Управляющий с расстояния тридцать шагов прицелился в ужа и выстрелом разорвал его на две части.

– Это бандитское оружие вы держите для охраны хозяина? Наверное, он вам его и подарил.

– Ну да, нарочно приехал из Парижа, чтобы мне его преподнести, – последовал ответ.

– В округе только и разговоров что о его приезде. Одни утверждают, что его разжаловали и теперь он отошел от дел, другие – что он хочет сам во всем здесь разобраться. И все-таки любопытно, зачем ему приезжать вот так, без предупреждения, подобно первому консулу? Вы знали о его приезде?

– Мы с ним не настолько близки, чтобы он уведомлял меня о своих планах.

– Значит, вы его еще не видели?

– Я узнал, что он тут, когда вернулся из леса, – отвечал Мишю, перезаряжая карабин.

– Он послал в Арси за г-ном Гревеном. Может, они будут обсуждать какой-то закон?

Мален был членом Трибуната[27].

– Если вы направляетесь в Сен-Синь, возьмите меня с собой, – сказал управляющий Виолетту. – Мне тоже туда нужно.

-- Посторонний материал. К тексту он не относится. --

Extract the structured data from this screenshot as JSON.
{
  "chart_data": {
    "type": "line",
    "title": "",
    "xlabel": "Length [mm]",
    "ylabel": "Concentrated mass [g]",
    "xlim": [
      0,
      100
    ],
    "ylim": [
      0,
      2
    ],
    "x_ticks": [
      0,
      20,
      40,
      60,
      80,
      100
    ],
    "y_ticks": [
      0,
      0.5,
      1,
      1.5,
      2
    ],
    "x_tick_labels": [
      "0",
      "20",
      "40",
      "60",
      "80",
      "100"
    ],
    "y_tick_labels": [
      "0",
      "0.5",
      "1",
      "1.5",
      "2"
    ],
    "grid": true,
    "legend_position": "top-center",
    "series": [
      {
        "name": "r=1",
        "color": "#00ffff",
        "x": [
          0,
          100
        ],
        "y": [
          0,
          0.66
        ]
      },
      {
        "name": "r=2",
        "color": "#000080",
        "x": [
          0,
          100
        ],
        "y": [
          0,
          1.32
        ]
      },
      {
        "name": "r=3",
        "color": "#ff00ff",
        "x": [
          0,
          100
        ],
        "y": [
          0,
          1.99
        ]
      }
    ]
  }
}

Виолетт был слишком осторожен, чтобы посадить к себе за спину такого крепыша, как Мишю, а потому поспешил подстегнуть свою лошадку. «Иуда» закинул карабин за плечо и быстрым шагом пошел по аллее.

– Кто это мог разозлить Мишю? – спросила Марта у матери.

– Он ходит мрачный с тех пор, как услышал о приезде Малена, – отвечала та. – Становится сыро, идем в дом!

Не успели женщины устроиться у камина, как залаял Куро.

– Муж возвращается! – крикнула Марта.

Мишю уже поднимался по лестнице. Встревоженная супруга последовала за ним в их общую спальню.

– Посмотри, нет ли кого поблизости, – с волнением в голосе сказал он.

– Никого, – отвечала Марта. – Марианна на лугу с коровой, а Гоше…

– Где Гоше? – перебил ее муж.

– Я не знаю.

– Не доверяю я этому странноватому парню! Поднимись на чердак да хорошенько там посмотри. Ищи его по всему дому!

Марта вышла. Вернувшись, она застала Мишю на коленях; он молился.

– Да что с тобой такое? – спросила она испуганно.

Управляющий обнял ее за талию, привлек к себе, поцеловал в лоб и ответил срывающимся голосом:

– Если мы больше не увидимся, знай, бедная моя жена, что я очень тебя люблю. Исполни все в точности, как написано в письме, которое я зарыл под той лиственницей, – сказал он после паузы, указывая на дерево. – Оно в жестяном цилиндре. Но взять его ты можешь только после моей смерти. И что бы со мной ни случилось, как бы ни были несправедливы люди, думай о том, что моя рука послужила справедливости Небесной.

В лице Марты, которая после каждого его слова становилась все бледнее, не осталось ни кровинки. Расширенными от страха, немигающими глазами смотрела она на мужа, желая что-то ему сказать, но у нее пересохло в горле. Мишю подобно тени выскользнул из комнаты. Куро он привязал к ножке кровати, и теперь тот завыл так, как воют собаки, предчувствуя беду.

Глава 3Козни Малена

У Мишю имелись серьезные основания быть недовольным г-ном Марьоном, но теперь его гнев обратился на другого человека, в его глазах куда более преступного, – государственного советника Малена, чьи секреты были ему известны и чьи поступки управляющий мог оценить как никто другой: тесть Мишю, выражаясь языком политики, пользовался доверием Малена, который в свое время трудами г-на Гревена был избран в Национальный конвент представителем департамента Об.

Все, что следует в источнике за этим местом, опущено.